The Farm and Ranch Survival Kit — created by Susan Kerr of WSU’s Klickitat County Extension; Brian Tuck of Oregon State University’s Wasco County Extension Service; and Oregon livestock producer Cheryl Cosner — began in spring 2005. It consisted of six newsletters and 11 workshops designed to educate local farmers on the financial aspects of the business.
 
Although the program concluded in spring 2006, extension educators from Louisiana State University’s Ag Center are using farm succession materials from the program, and the Wyoming Department of Agriculture included a Farm and Ranch Survival Kit installment in its Estate Planning Handbook for agricultural producers. The course materials also are continuing to be accessed online.
 
“It’s all on the website, and hopefully it has a long shelf life,” Tuck said.
 
National reach
The Farm and Ranch Survival Kit also has received national recognition. The program won the 2007 National Association of County Agriculture Agents’ Search for Excellence in Farm and Ranch Financial Management Award. It was featured in an issue of the Western Center for Risk Management Education (WCRME) newsletter, and on the national “Successful Farming Radio Magazine,” which broadcasts to 1.25 million listeners in 22 Midwestern states.
 
“It has really gotten people talking about the future of their farming and ranching enterprises,” Tuck said.
 

Unique program
The Farm and Ranch Survival Kit was created because attendance at financial education workshops continued to be very low, despite the need for financial education for farm enterprise survival.
 
“The traditional approach wasn’t working,” Kerr said. “People weren’t going because they didn’t want to appear needy or suggest that they were struggling financially.”
 
Thus, Kerr, Tuck and Cosner’s idea for the Farm and Ranch Survival Kit was developed, made possible by a $21,400 grant from the WCRME.
 
“I learned that you can get a needed program developed and funded, even if you at first know nothing about that topic,” Kerr said. “That is why extension is so great.”
 
The program was unique because it used a non-threatening approach centered around production-related topics instead of financial management.
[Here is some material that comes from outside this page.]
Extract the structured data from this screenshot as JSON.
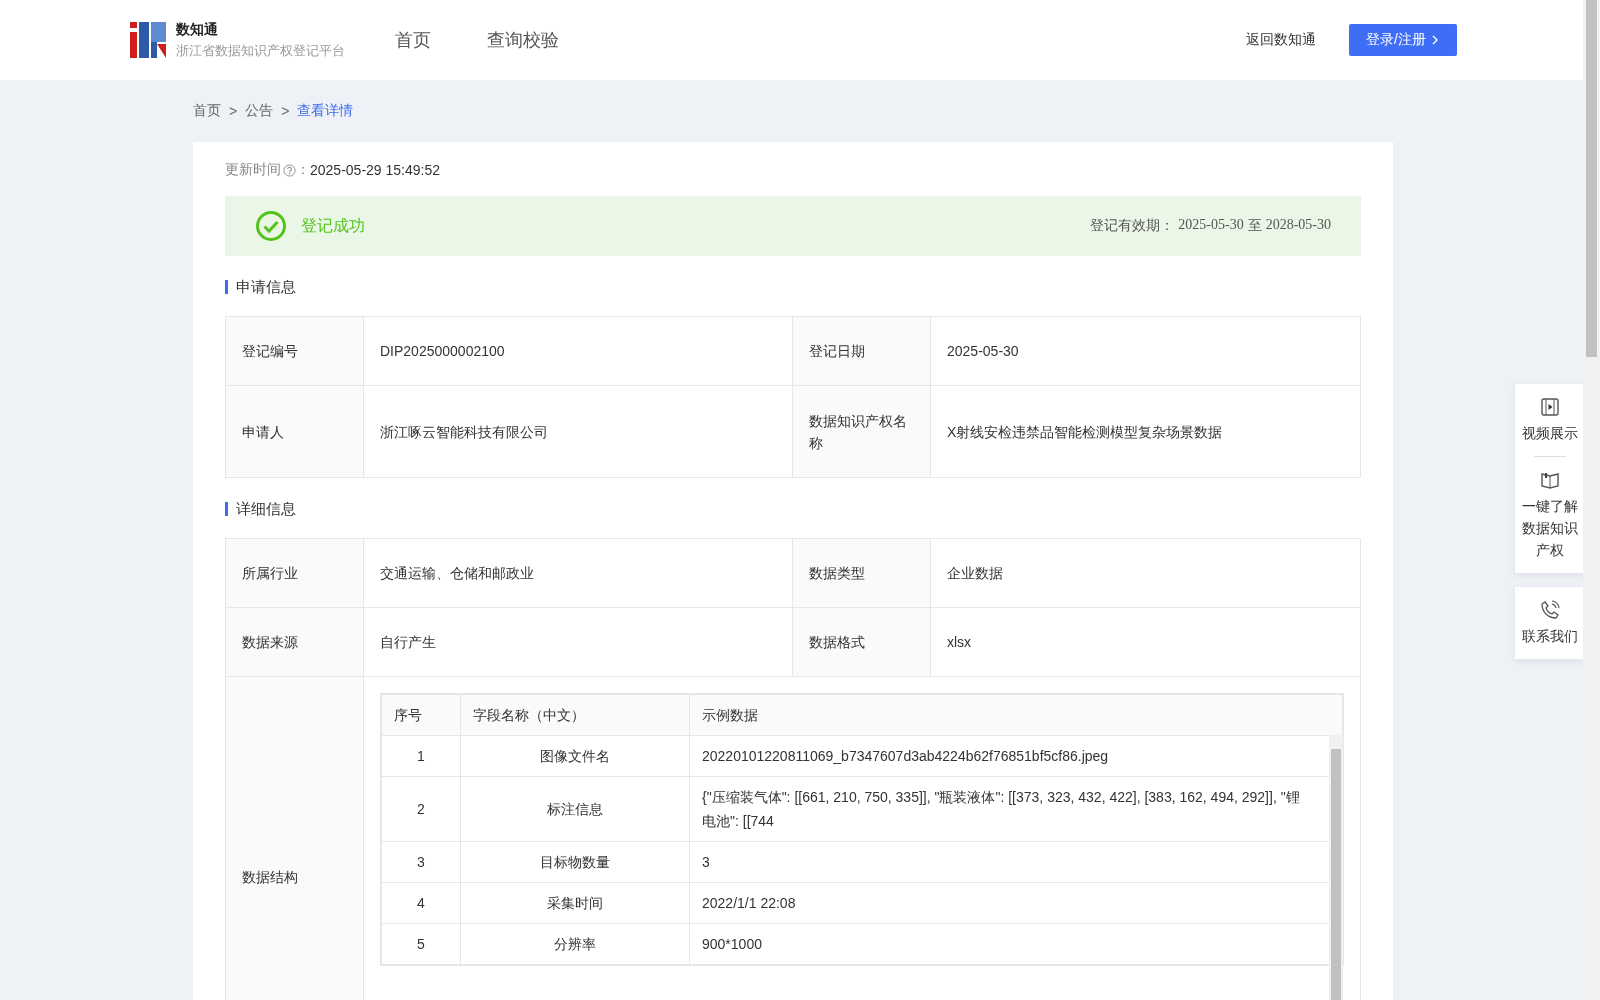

It was convenient because the newsletters were delivered to the producers’ homes. Its objective was to increase producer knowledge on key financial topics to promote informed decision making.
 
Collaboration continued
One-hundred-and-sixty-five people from 16 different Northwest counties enrolled in the program.
 
The newsletter topics were business planning, financial planning, interpersonal relations, farm succession planning, tax and insurance planning and marketing. The workshop topics were ranching for profit, farm succession planning, livestock production, partial budgeting, analyzing agricultural investments, evaluating land lease agreements, crop profitability analysis, machinery costs, hay production, direct marketing, winegrape production, vineyard establishment and vineyard management.
 
“A lot of material developed from those programs,” Tuck said. “Now we have a good basis to move forward with other programs.”
 
Through the course of the year it became apparent that the community was in need of additional farm succession education. WSU and OSU extensions partnered again in a farm succession planning program for 2008, funded by a $32,488 grant from the WCRME, with agronomist Diana Roberts, WSU Extension Spokane, as the principal investigator, Kerr said.
 
“We found that we really work well together,” Tuck said. “We managed our resources and created better programs. Together we are more efficient.”
 
“Even though Cougars are way more powerful than Beavers, sometimes Beavers do have something to contribute,” Kerr agreed with a wink.